Does online e-cash processor Skrill (formerly Moneybookers) know something that everyone else does not? That’s the question several industry observers were asking as the news broke this week that the European-based company is to pull out of Canadian transactions with effect from January next year.
Skrill, which was taken over by the private equity firm CVC Capital Partners earlier this year broke the news to Canadian online punters in an email, but failed to include cogent reasons for its decision, merely advising that it has “reviewed its operations,” giving the exit date and saying merchant transactions would cease at the end of January 2014.
Player forums picked up on the news quickly, trying to figure out why Skrill would want to abandon a potentially lucrative market when there was no legal obstacle to its success.

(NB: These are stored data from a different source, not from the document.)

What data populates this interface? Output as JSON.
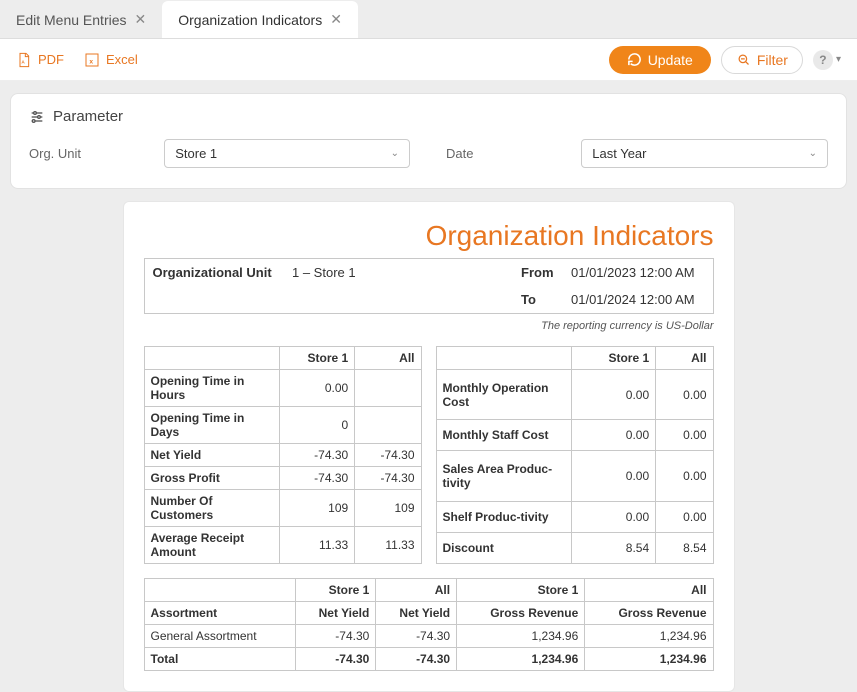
{
  "tabs": [
    {
      "label": "Edit Menu Entries",
      "active": false
    },
    {
      "label": "Organization Indicators",
      "active": true
    }
  ],
  "toolbar": {
    "pdf": "PDF",
    "excel": "Excel",
    "update": "Update",
    "filter": "Filter"
  },
  "parameter": {
    "heading": "Parameter",
    "orgunit_label": "Org. Unit",
    "orgunit_value": "Store 1",
    "date_label": "Date",
    "date_value": "Last Year"
  },
  "report": {
    "title": "Organization Indicators",
    "orgunit_label": "Organizational Unit",
    "orgunit_value": "1 – Store 1",
    "from_label": "From",
    "from_value": "01/01/2023 12:00 AM",
    "to_label": "To",
    "to_value": "01/01/2024 12:00 AM",
    "currency_note": "The reporting currency is US-Dollar",
    "col_store": "Store 1",
    "col_all": "All",
    "left_rows": [
      {
        "label": "Opening Time in Hours",
        "store": "0.00",
        "all": ""
      },
      {
        "label": "Opening Time in Days",
        "store": "0",
        "all": ""
      },
      {
        "label": "Net Yield",
        "store": "-74.30",
        "all": "-74.30"
      },
      {
        "label": "Gross Profit",
        "store": "-74.30",
        "all": "-74.30"
      },
      {
        "label": "Number Of Customers",
        "store": "109",
        "all": "109"
      },
      {
        "label": "Average Receipt Amount",
        "store": "11.33",
        "all": "11.33"
      }
    ],
    "right_rows": [
      {
        "label": "Monthly Operation Cost",
        "store": "0.00",
        "all": "0.00"
      },
      {
        "label": "Monthly Staff Cost",
        "store": "0.00",
        "all": "0.00"
      },
      {
        "label": "Sales Area Produc-tivity",
        "store": "0.00",
        "all": "0.00"
      },
      {
        "label": "Shelf Produc-tivity",
        "store": "0.00",
        "all": "0.00"
      },
      {
        "label": "Discount",
        "store": "8.54",
        "all": "8.54"
      }
    ],
    "wide": {
      "header1": {
        "c1": "Store 1",
        "c2": "All",
        "c3": "Store 1",
        "c4": "All"
      },
      "header2": {
        "r": "Assortment",
        "c1": "Net Yield",
        "c2": "Net Yield",
        "c3": "Gross Revenue",
        "c4": "Gross Revenue"
      },
      "rows": [
        {
          "label": "General Assortment",
          "c1": "-74.30",
          "c2": "-74.30",
          "c3": "1,234.96",
          "c4": "1,234.96",
          "bold": false
        },
        {
          "label": "Total",
          "c1": "-74.30",
          "c2": "-74.30",
          "c3": "1,234.96",
          "c4": "1,234.96",
          "bold": true
        }
      ]
    }
  }
}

Skrill has a service provider licence from the New Jersey regulator in that rapidly growing new online gambling market, and that suggested to some commentators that the motivation for the exit may be related to the growing importance of the US state by state legalisation trend.
In related news, Playtech‘s Titan Poker presented Canadians with another conundrum this week; having announced recently that it would exit Canada on December 22 as part of the still-unexplained EuroPartners pull-out, the iPoker site tweeted that it was going to stick around and even offered new promotional bonuses.
Canadian players can be forgiven for being confused by these badly communicated corporate antics.